Monday, November 05, 2012

Loudness Part I

I have both a professional interest, and a Tyrannosaurus Mouse interest, in measures of loudness and dynamic range.
For the Pandora Machine we oftentimes struggle, or at least wonder, about the relative levels of signals and just how loud we should make our movies. Mostly this involves what level we should be setting the dialog at.
If I were to criticize my Pandora Machine mixes I'd say that I do mix them quite hot. I slam the dialog into limiters and then make the backgrounds too loud. I doubt I'm going to stop slamming the dialog into limiters -- after all dialog is king and making it absolutely the freaking clearest thing you've ever heard in your life is way in my best interest. But I could be a bit more delicate with backgrounds.
I'm trying to figure out if a blue strap is really appropriate.
For music my interest has a different direction. Ethan and I had talked about how we'd like this Tyrannosaurus Mouse album to sound like an older record -- have have an older record's "dynamic range".
We did a number of things to make the album sound more old-fashioned (meaning: late 60's/early 70's). We recorded 24-bit/44.1kHz in order to retain what we might call "depth" but with a bit of the graininess on the top end one might expect from recording in an analog format.
We also did not kittywhump the heck out of the 2-mix buss with a limiter. The mix went through some light SSL-style limiting and that was that.
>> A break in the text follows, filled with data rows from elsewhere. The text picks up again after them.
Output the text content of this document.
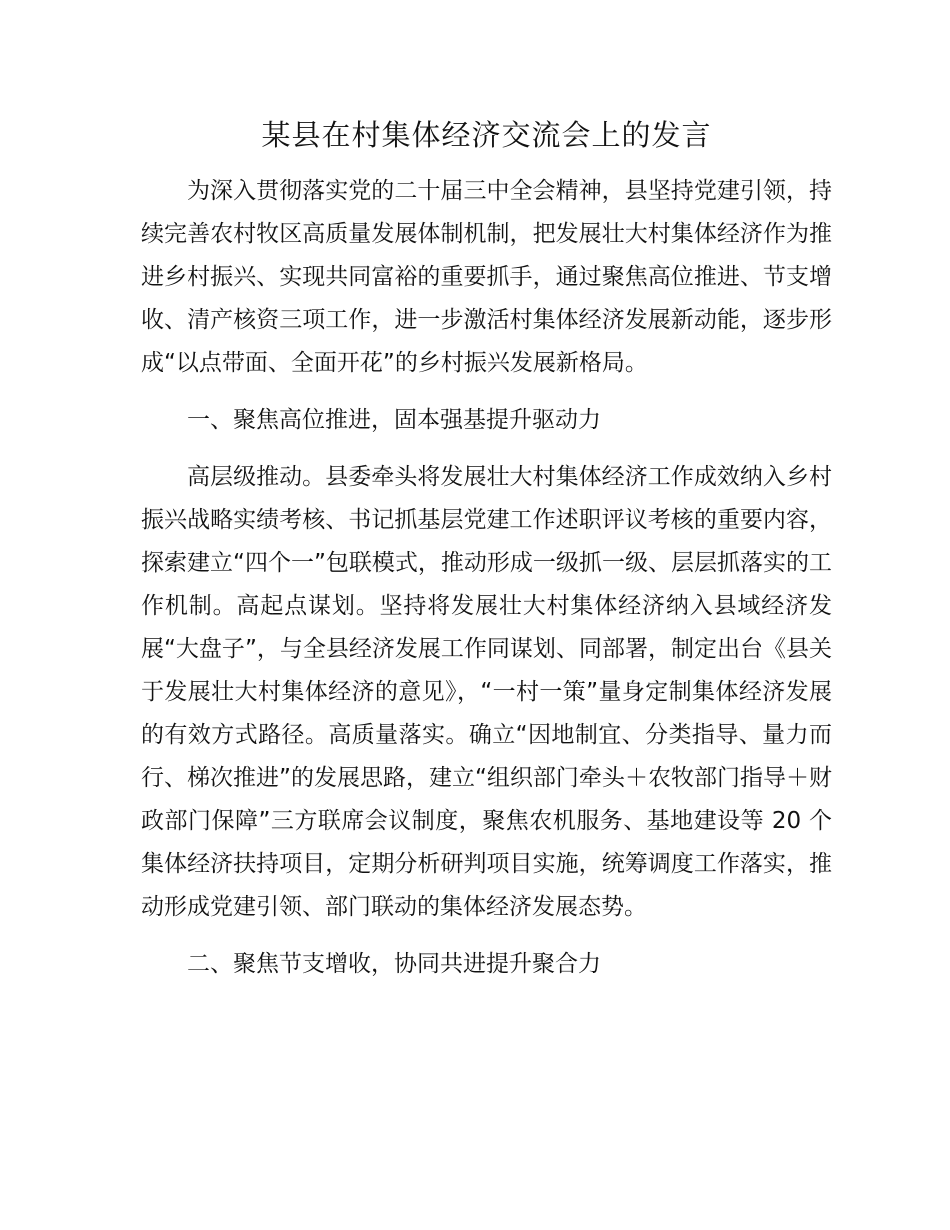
某县在村集体经济交流会上的发言

为深入贯彻落实党的二十届三中全会精神，县坚持党建引领，持续完善农村牧区高质量发展体制机制，把发展壮大村集体经济作为推进乡村振兴、实现共同富裕的重要抓手，通过聚焦高位推进、节支增收、清产核资三项工作，进一步激活村集体经济发展新动能，逐步形成“以点带面、全面开花”的乡村振兴发展新格局。

一、聚焦高位推进，固本强基提升驱动力

高层级推动。县委牵头将发展壮大村集体经济工作成效纳入乡村振兴战略实绩考核、书记抓基层党建工作述职评议考核的重要内容，探索建立“四个一”包联模式，推动形成一级抓一级、层层抓落实的工作机制。高起点谋划。坚持将发展壮大村集体经济纳入县域经济发展“大盘子”，与全县经济发展工作同谋划、同部署，制定出台《县关于发展壮大村集体经济的意见》，“一村一策”量身定制集体经济发展的有效方式路径。高质量落实。确立“因地制宜、分类指导、量力而行、梯次推进”的发展思路，建立“组织部门牵头＋农牧部门指导＋财政部门保障”三方联席会议制度，聚焦农机服务、基地建设等 20 个集体经济扶持项目，定期分析研判项目实施，统筹调度工作落实，推动形成党建引领、部门联动的集体经济发展态势。

二、聚焦节支增收，协同共进提升聚合力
  • Now just remember that at first glance, or first listen, louder always sounds better. That's just a rule. The question is what happens when you've been listening for a while. 
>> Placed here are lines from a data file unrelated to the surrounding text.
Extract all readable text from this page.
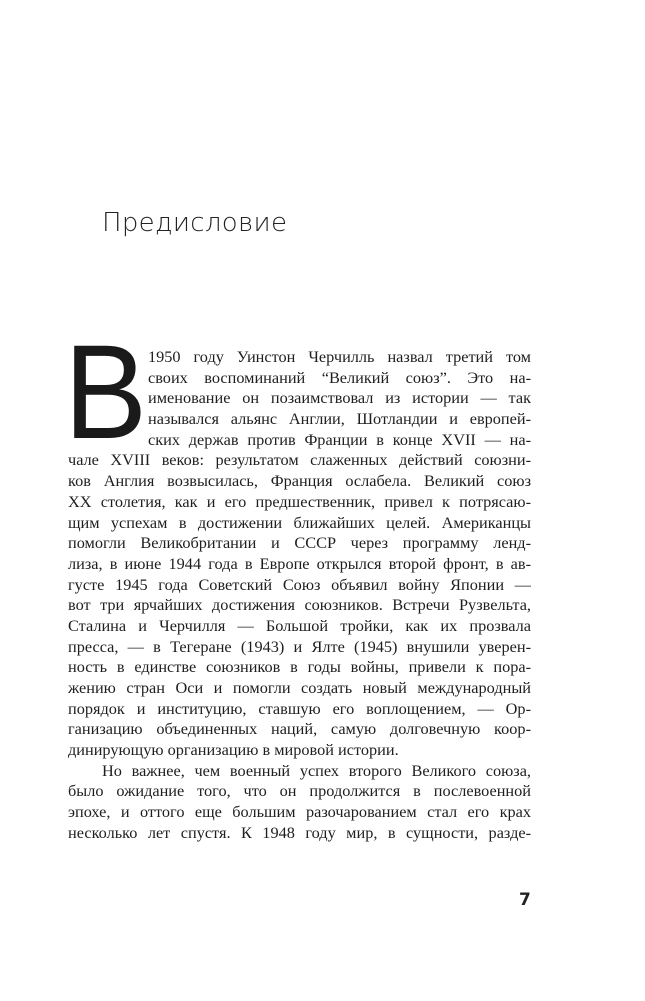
Предисловие
В 1950 году Уинстон Черчилль назвал третий том
своих воспоминаний “Великий союз”. Это на-
именование он позаимствовал из истории — так
назывался альянс Англии, Шотландии и европей-
ских держав против Франции в конце XVII — на-
чале XVIII веков: результатом слаженных действий союзни-
ков Англия возвысилась, Франция ослабела. Великий союз
XX столетия, как и его предшественник, привел к потрясаю-
щим успехам в достижении ближайших целей. Американцы
помогли Великобритании и СССР через программу ленд-
лиза, в июне 1944 года в Европе открылся второй фронт, в ав-
густе 1945 года Советский Союз объявил войну Японии —
вот три ярчайших достижения союзников. Встречи Рузвельта,
Сталина и Черчилля — Большой тройки, как их прозвала
пресса, — в Тегеране (1943) и Ялте (1945) внушили уверен-
ность в единстве союзников в годы войны, привели к пора-
жению стран Оси и помогли создать новый международный
порядок и институцию, ставшую его воплощением, — Ор-
ганизацию объединенных наций, самую долговечную коор-
динирующую организацию в мировой истории.
Но важнее, чем военный успех второго Великого союза,
было ожидание того, что он продолжится в послевоенной
эпохе, и оттого еще большим разочарованием стал его крах
несколько лет спустя. К 1948 году мир, в сущности, разде-
7
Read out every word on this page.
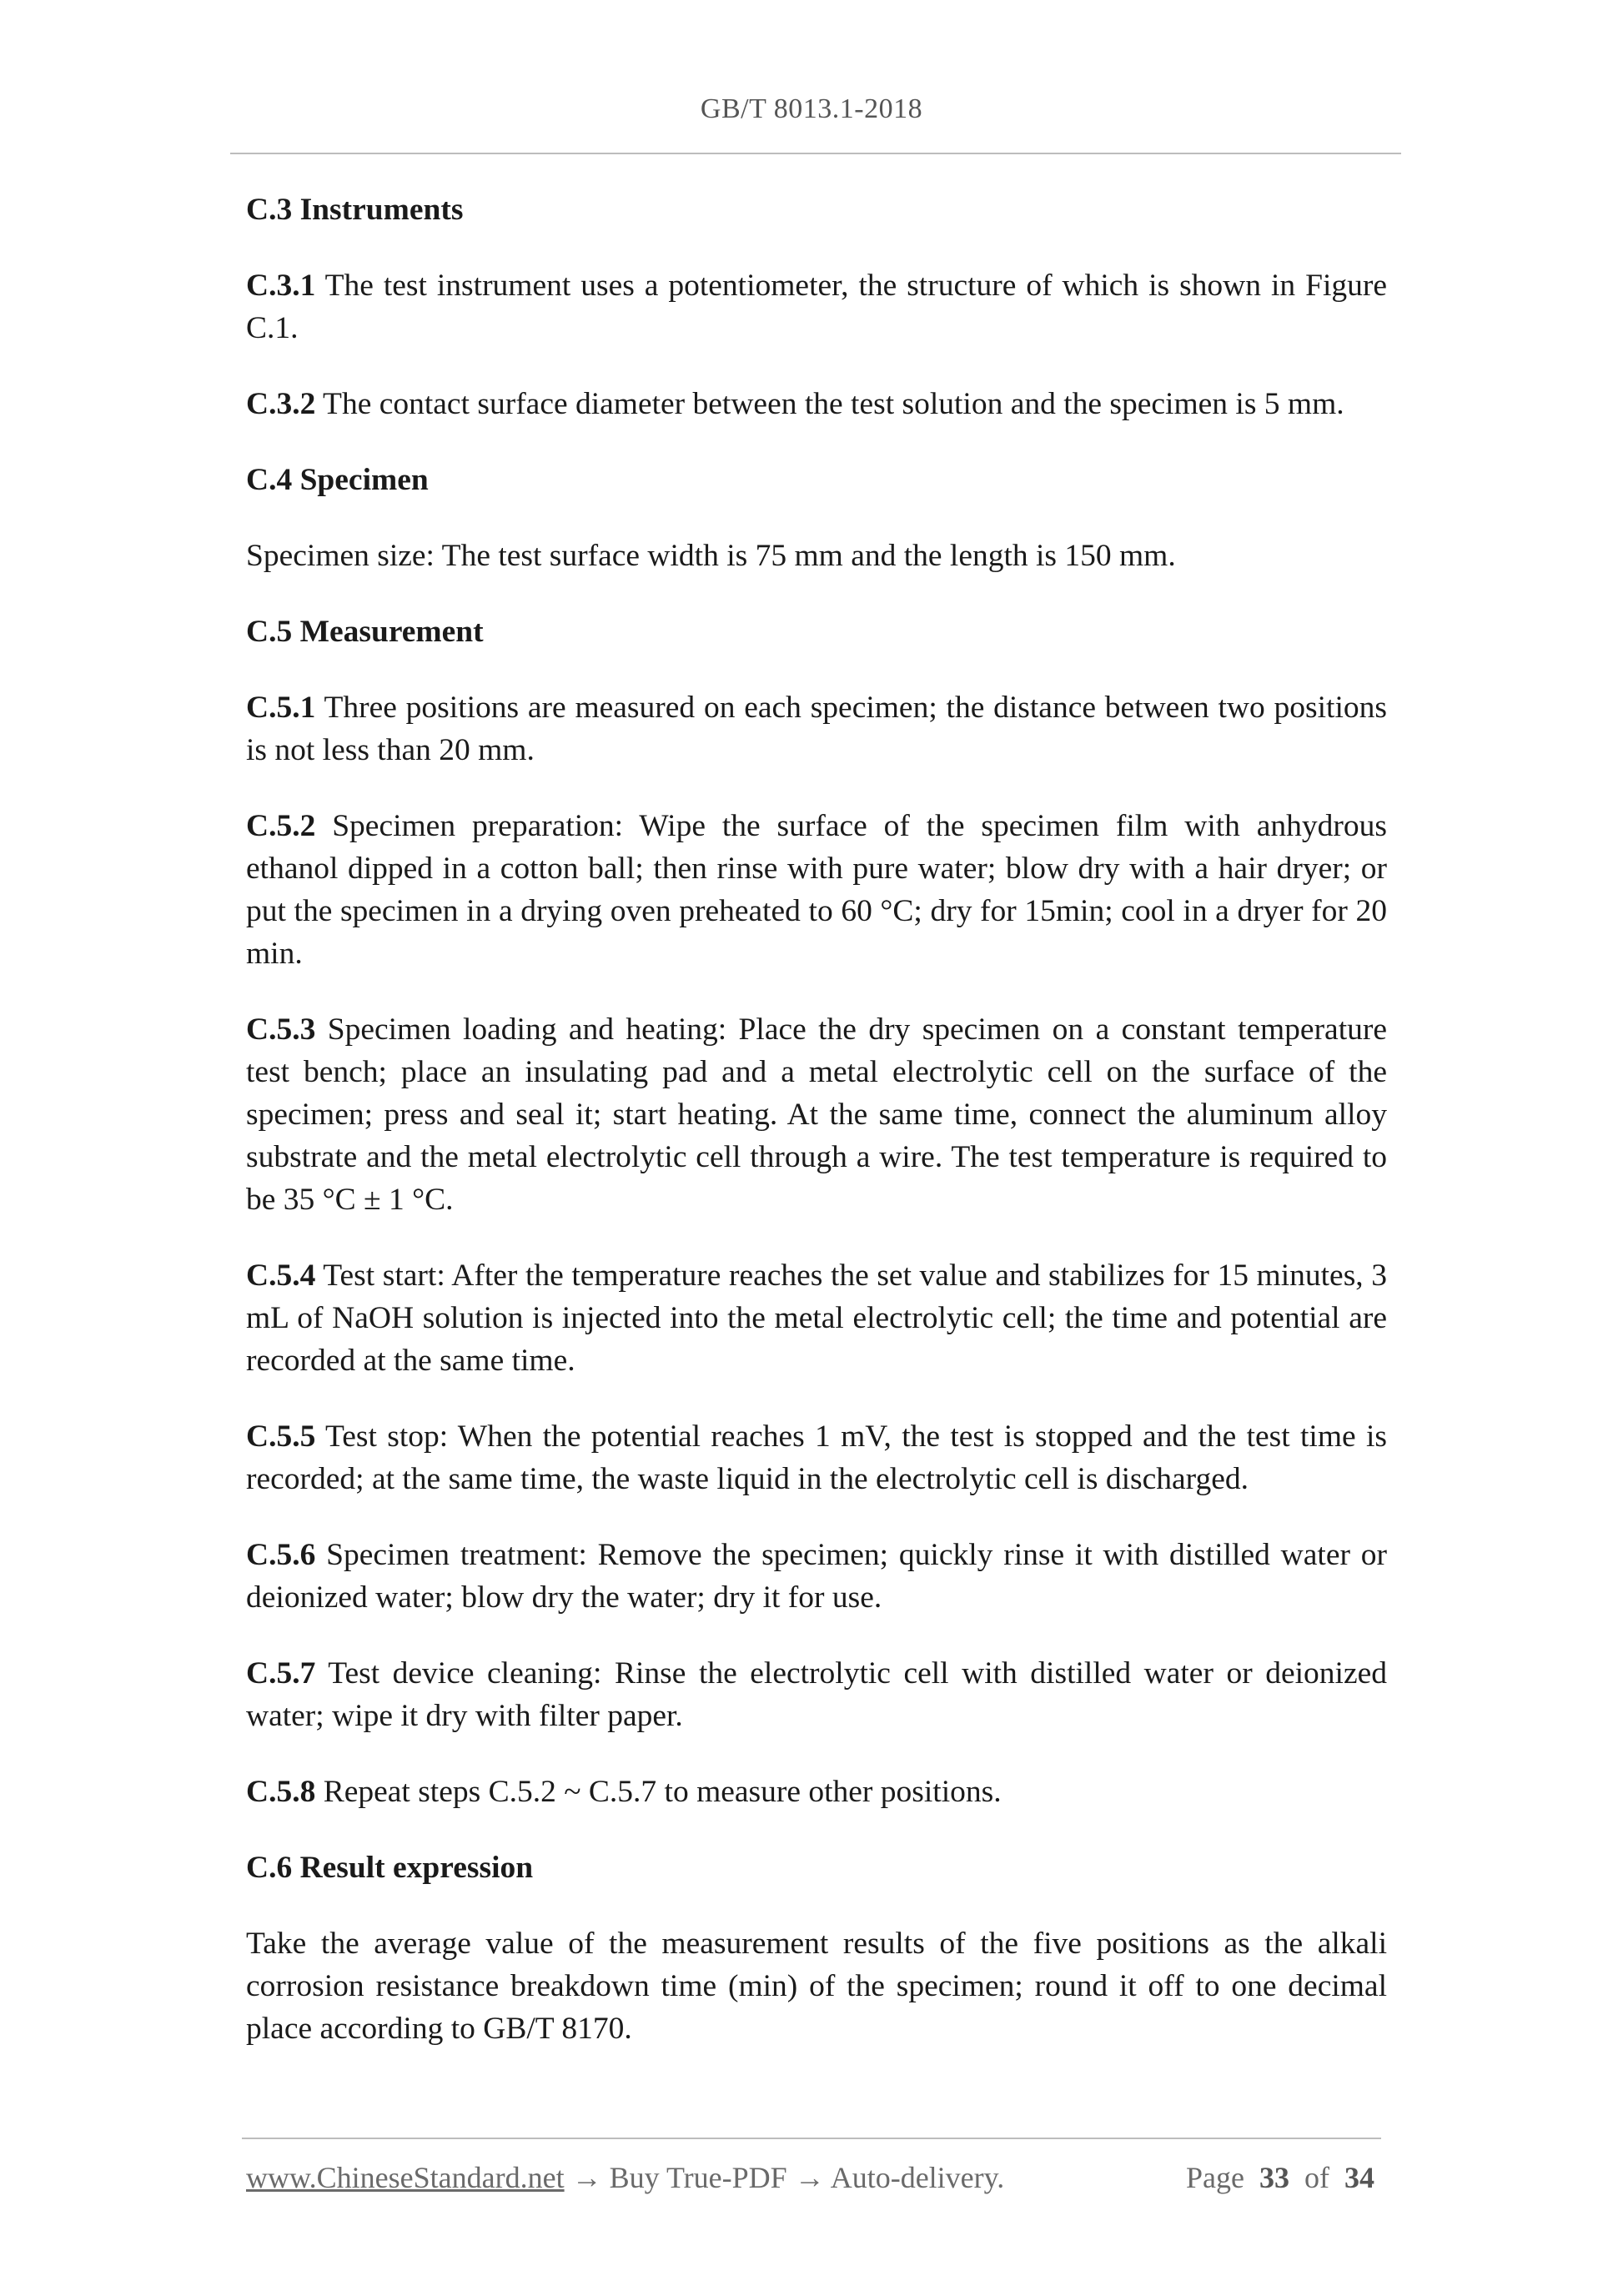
GB/T 8013.1-2018
C.3 Instruments

C.3.1 The test instrument uses a potentiometer, the structure of which is shown in Figure C.1.

C.3.2 The contact surface diameter between the test solution and the specimen is 5 mm.

C.4 Specimen

Specimen size: The test surface width is 75 mm and the length is 150 mm.

C.5 Measurement

C.5.1 Three positions are measured on each specimen; the distance between two positions is not less than 20 mm.

C.5.2 Specimen preparation: Wipe the surface of the specimen film with anhydrous ethanol dipped in a cotton ball; then rinse with pure water; blow dry with a hair dryer; or put the specimen in a drying oven preheated to 60 °C; dry for 15min; cool in a dryer for 20 min.

C.5.3 Specimen loading and heating: Place the dry specimen on a constant temperature test bench; place an insulating pad and a metal electrolytic cell on the surface of the specimen; press and seal it; start heating. At the same time, connect the aluminum alloy substrate and the metal electrolytic cell through a wire. The test temperature is required to be 35 °C ± 1 °C.

C.5.4 Test start: After the temperature reaches the set value and stabilizes for 15 minutes, 3 mL of NaOH solution is injected into the metal electrolytic cell; the time and potential are recorded at the same time.

C.5.5 Test stop: When the potential reaches 1 mV, the test is stopped and the test time is recorded; at the same time, the waste liquid in the electrolytic cell is discharged.

C.5.6 Specimen treatment: Remove the specimen; quickly rinse it with distilled water or deionized water; blow dry the water; dry it for use.

C.5.7 Test device cleaning: Rinse the electrolytic cell with distilled water or deionized water; wipe it dry with filter paper.

C.5.8 Repeat steps C.5.2 ~ C.5.7 to measure other positions.

C.6 Result expression

Take the average value of the measurement results of the five positions as the alkali corrosion resistance breakdown time (min) of the specimen; round it off to one decimal place according to GB/T 8170.

www.ChineseStandard.net → Buy True-PDF → Auto-delivery.	Page 33 of 34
[Let me sidetrack note for a bit. Early 70's were known for pretty dry drum sounds. I suspect that was a way to make the drums really loud because at the time it was perhaps a bit easier to make louder. This is just a theory of mine. It could be totally wrong. Honestly I'm more a fan of the wetter drum sounds like on Genesis' ABACAB or The Police or such.]

As it turns out, actually measuring "loudness" is a minefield of angry rattlesnakes. It's really freaking hard to do. This Sound on Sound article by Emmanuel Deruty explains much. And the conclusions are... interesting.
Now, we're all of the belief there has been a loudness war that went on in the 1990's and 2000's. Right? Brick wall limiters have been making popular music too loud. That's just a fact, right?
It turns out:
[C]ontrarily to what one can often read on the Internet, the loudness war did not cause any reduction in level variability. There is as much level variability now as there was in the ’70s or ’80s.
OK. So that's counter-intuitive. I mean, it doesn't sound right at all, does it?
In the end, it’s all about style. Reduced crest factor values bring a ‘compact’ aspect to the sound; Waves describe it as a “heavily in-your-face signal that rocks the house” on their MaxxBCL page. It may be suited to your kind of music, or it may not.